Das Sozialgericht Marburg (SG) hat die Klage zu Recht und aus zutreffenden Gründen abgewiesen. Der Senat schließt sich nach eigener Überzeugung den sehr ausführlichen Ausführungen des SG an und sieht insoweit von einer weiteren Darstellung der Entscheidungsgründe ab (vgl. § 153 Abs. 2 SGG). Insbesondere lassen auch die Ausführungen des Klägers im Berufungsverfahren eine andere rechtliche Bewertung nicht zu. Soweit der Kläger die Vernehmung der Zeugen C., D. und E. beantragt hat, war diesem Beweisantrag schon deshalb nicht nachzukommen, da es schon an der Benennung klärungsbedürftiger Tatsachen mangelt, zu denen die Zeugen hätten Aussagen können. Ob das Gesetz im vorliegenden Fall ordnungsgemäß angewendet wurde oder nicht, hat vielmehr alleine das Gericht zu entscheiden.

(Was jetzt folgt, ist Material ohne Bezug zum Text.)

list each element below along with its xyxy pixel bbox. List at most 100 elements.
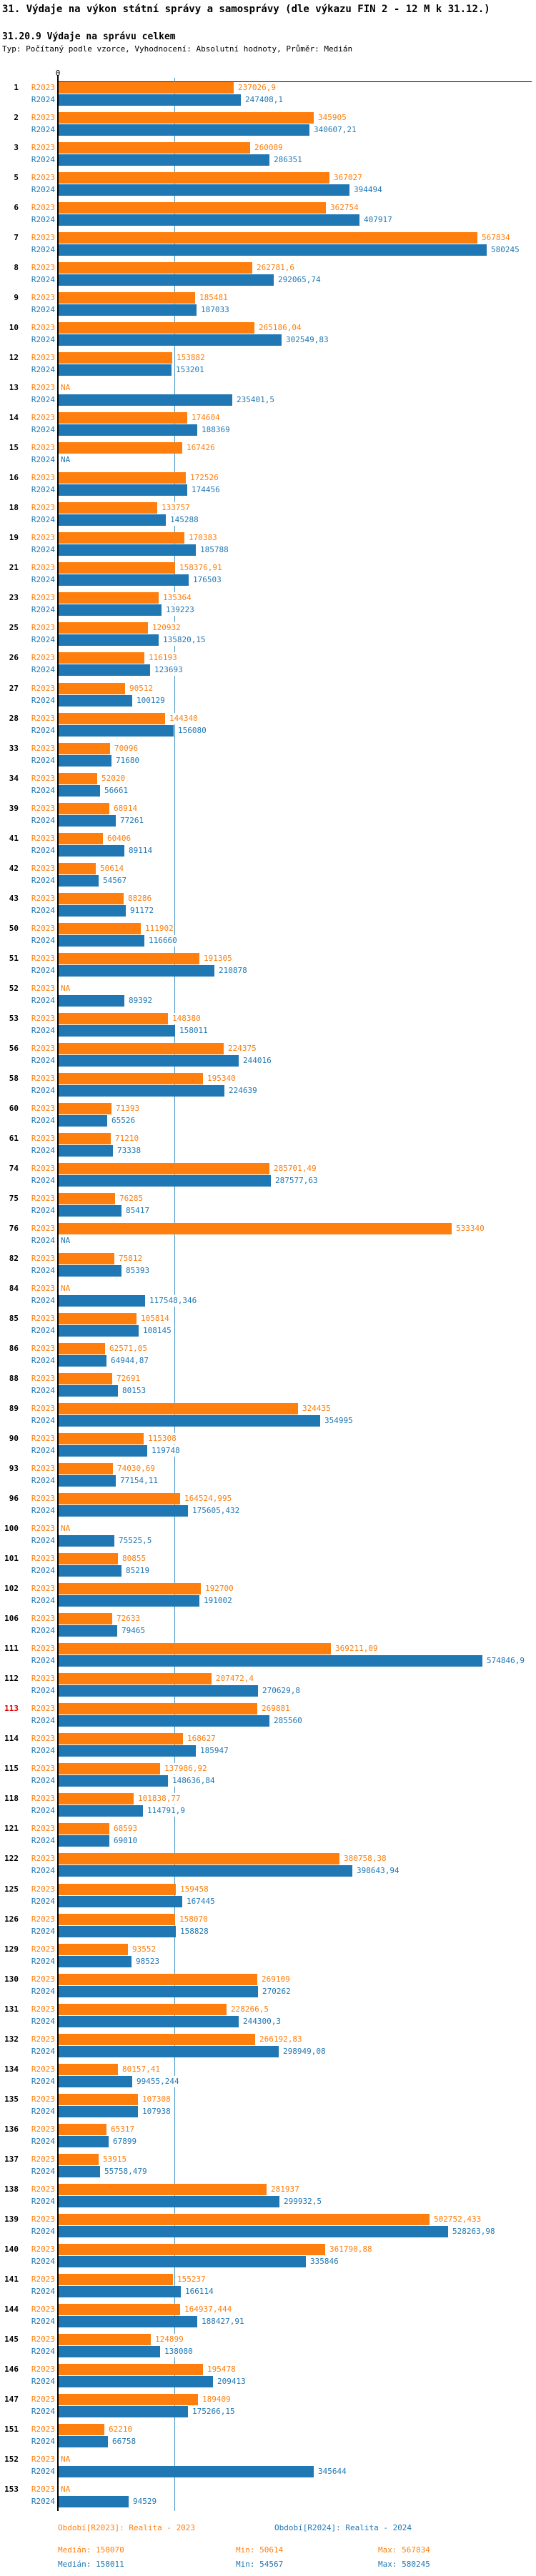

Soweit im Berufungsverfahren (erneut) Bedenken gegen die Höhe des Regelbedarfs für den hier streitgegenständlichen Zeitraum vorgetragen werden, obwohl der Kläger in der mündlichen Verhandlung vor dem Sozialgericht ausdrücklich erklärt hat, für die Vergangenheit einen höheren Regelsatz nicht mehr geltend zu machen, teilt der Senat diese Bedenken nicht. Die Regelleistung des Klägers ist nicht in verfassungswidriger Weise zu niedrig festgesetzt worden. Das hat das Bundesverfassungsgericht mit Beschluss vom 23. Juli 2014 - 1 BvL 10/12, 1 BvL 12/12, 1 BvR 1691/13 = BVerfGE 137, 34-103 = NJW 2014, 3425) entschieden. Danach sind § 20 Abs. 2 Satz 1 und 2 Nr. 1, Abs. 4 und 5, § 23 Nr. 1, § 77 Abs. 4 Nr. 1 und 2 SGB II und § 8 Abs. 1 Nr. 1, 2, 4 und 6, Abs. 2 Nr. 1 und 3 RBEG, jeweils in Verbindung mit § 20 Abs. 1 Satz 1 und 2 SGB II und § 28a SGB XII, sowie die Anlage zu § 28 SGB XII sowie § 2 RBSFV 2012, § 2 RBSFV 2013 und § 2 RBSFV 2014 mit dem Grundrecht auf Gewährleistung eines menschenwürdigen Existenzminimums aus Art. 1 Abs. 1 GG in Verbindung mit dem Sozialstaatsprinzip des Art. 20 Abs. 1 GG nach Maßgabe der Gründe derzeit noch vereinbar.

Die Kostenentscheidung beruht auf § 193 SGG.

Die Revision war nicht zuzulassen, da die Voraussetzungen des § 160 Abs. 2 Nr. 1 und 2 SGG nicht vorliegen.